AU final si l'on enlève le poids des batteries, on a réalisé un avion dont la structure est à 80% en composites. Mais en terme de technologie, aujourd'hui ce sont avant tout les batteries qui nous limitent : c'est pourquoi le projet prend en compte l'évolution rapide des performances des batteries pour les exemplaires qui seront produits à parti de 2018.
BusinessTravel.fr/Business Traveller France: quel est l'avantage de l'avion électrique? Peut-on imaginer un jour des avions de ligne propulsés avec des moteurs électriques?
Francis Deborde: l'E-fan vise le marché de la formation des pilotes d'Aéro Club. Grâce à tous ces progrès, il est désormais parfaitement adapté pour les tours de piste de 30 à 45 minutes en offrant une autonomie de 1H, plus 15 minutes de réserve.
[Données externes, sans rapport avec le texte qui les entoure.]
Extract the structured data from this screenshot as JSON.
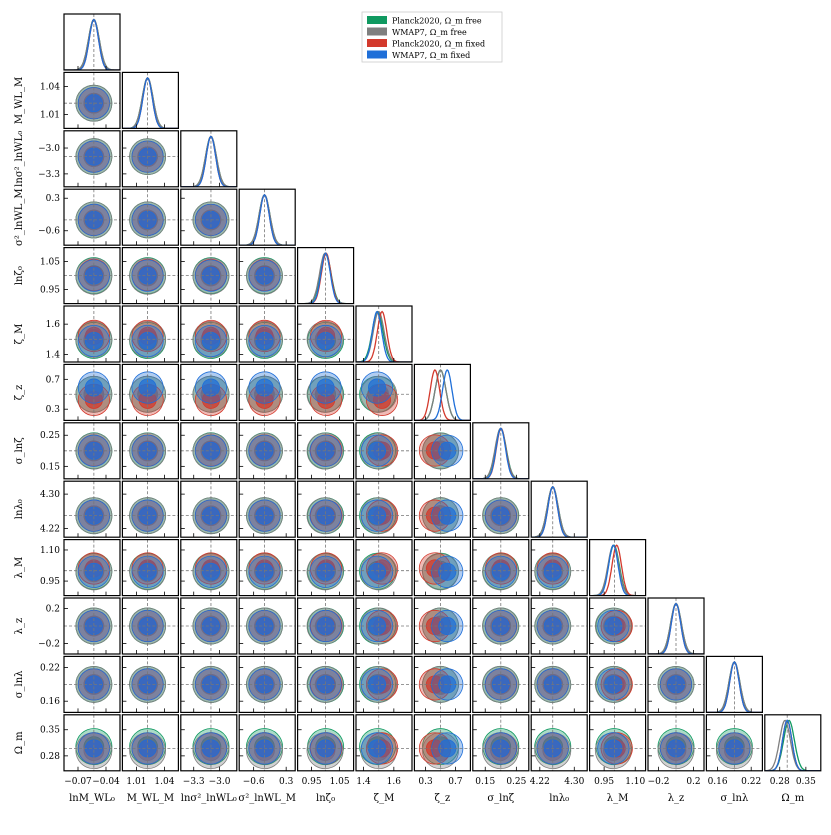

Le principal avantage de l'utilisation de l'électricité dans l'aérien, c'est que c'est une soruce d'énergie très économique : une heure de vol coûte 2 euros contre 40 euros pour des moteurs consommant du kérosène.
Pour les avions de ligne, je pense que l'avenir est dans les avions à motorisation hybride électricité/kérosène. On peut imaginer utiliser les deux technologies pour le décollage et la croisière et l'électricité uniquement pour l'atterrissage ou le roulage au sol par exemple.
BusinessTravel.fr/Business Traveller France: peut-on envisager une usine d'assemblage de l'E-fan à Royan. Ce serait un beau projet alors que la ville compte peu de sites industriels, beaucoup de retraités et que de nombreux jeunes peinent à trouver des emplois bien payés?
Francis Deborde: En terme d'étape nous travaillons désormais sur l'E-fan 2. On est partenaire, on a signé avec Airbus (Safran est en charge des moteurs, Zodiac de la gestion de la distribution électrique, SAFT et le CEA des batteries, Dassault Systèmes de la conception 3D...). On souhaite être fournisseur pour certaines parties de l'avion : les ailes, le fuselage, différentes pièces de l'E-fan 2. Mais c'est à Pau qu'aura lieu l'assemblage des premiers exemplaires de l'E-fan 2, même si on peut toujours rêver, pourquoi pas, d'une usine un jour dans la région.
A Pau, l'E-fan 2 sera produit d'abord à 10/20 exemplaires par an puis à 80 exemplaires/an au bout de 5 ans. L'E-fan est un beau projet et le seul avion tout électrique au monde aujourd'hui. Il devrait à terme nous permettre de doubler le nombre de nos employés de 10 à 20 salariés.
Informations complémentaires:
L'avant-projet de l'E-fan 1 a débuté fin 2011 et sa construction fin 2012.
Il a été exposé au Bourget en statique en 2013 car il n'avait pas à l'époque de commandes de vols. Cette année le prototype E-fan 1 a fait pour la première fois des vols de démonstration au Bourget. L'avion électrique était la grande vedette du salon. Eric Schmidt le président de Google Monde est même venu saluer les équipes ayant conçu l'E-fan 1. Il est à noter que le 10 juillet l'E-fan 1 doit effectuer la traversée de la Manche, comme Louis Blériot.
L'E-fan 2 devrait être produit à partir de 2018 :les sièges seront installés côte à côte et aura un poste de pilotage digitalisé pour optimiser la consomation électrique. Le pilote pourra préparer son vol et exporter les données via une clé USB et inversement après le vol.
Dans le futur, Airbus envisage d'utiliser les avancées issues de l'E-fan 2 pour développer un projet d'avion de transport régional, beaucoup plus ambitieux.
L'E-fan en chiffres:
- premier vol: 11 mars 2014,
- motorisation : 2 turbines électriques de 1,5kN de poussée,
- envergure: 9,5M,
- longueur : 6,7m,
- nombre de places : 2 sièges l'un derrière l'autre (l'E-fan 2 aura 2 sièges côte à côte),
- masse maximum : 550 kgs,
- autonomie: 1H+15 minutes de réserve,
- temps de recharge : 25 minutes entre deux vols,
- vitesse de croisière: 160 km/h,
- technologie de batteries : batterie lithium polymère (Li-Po).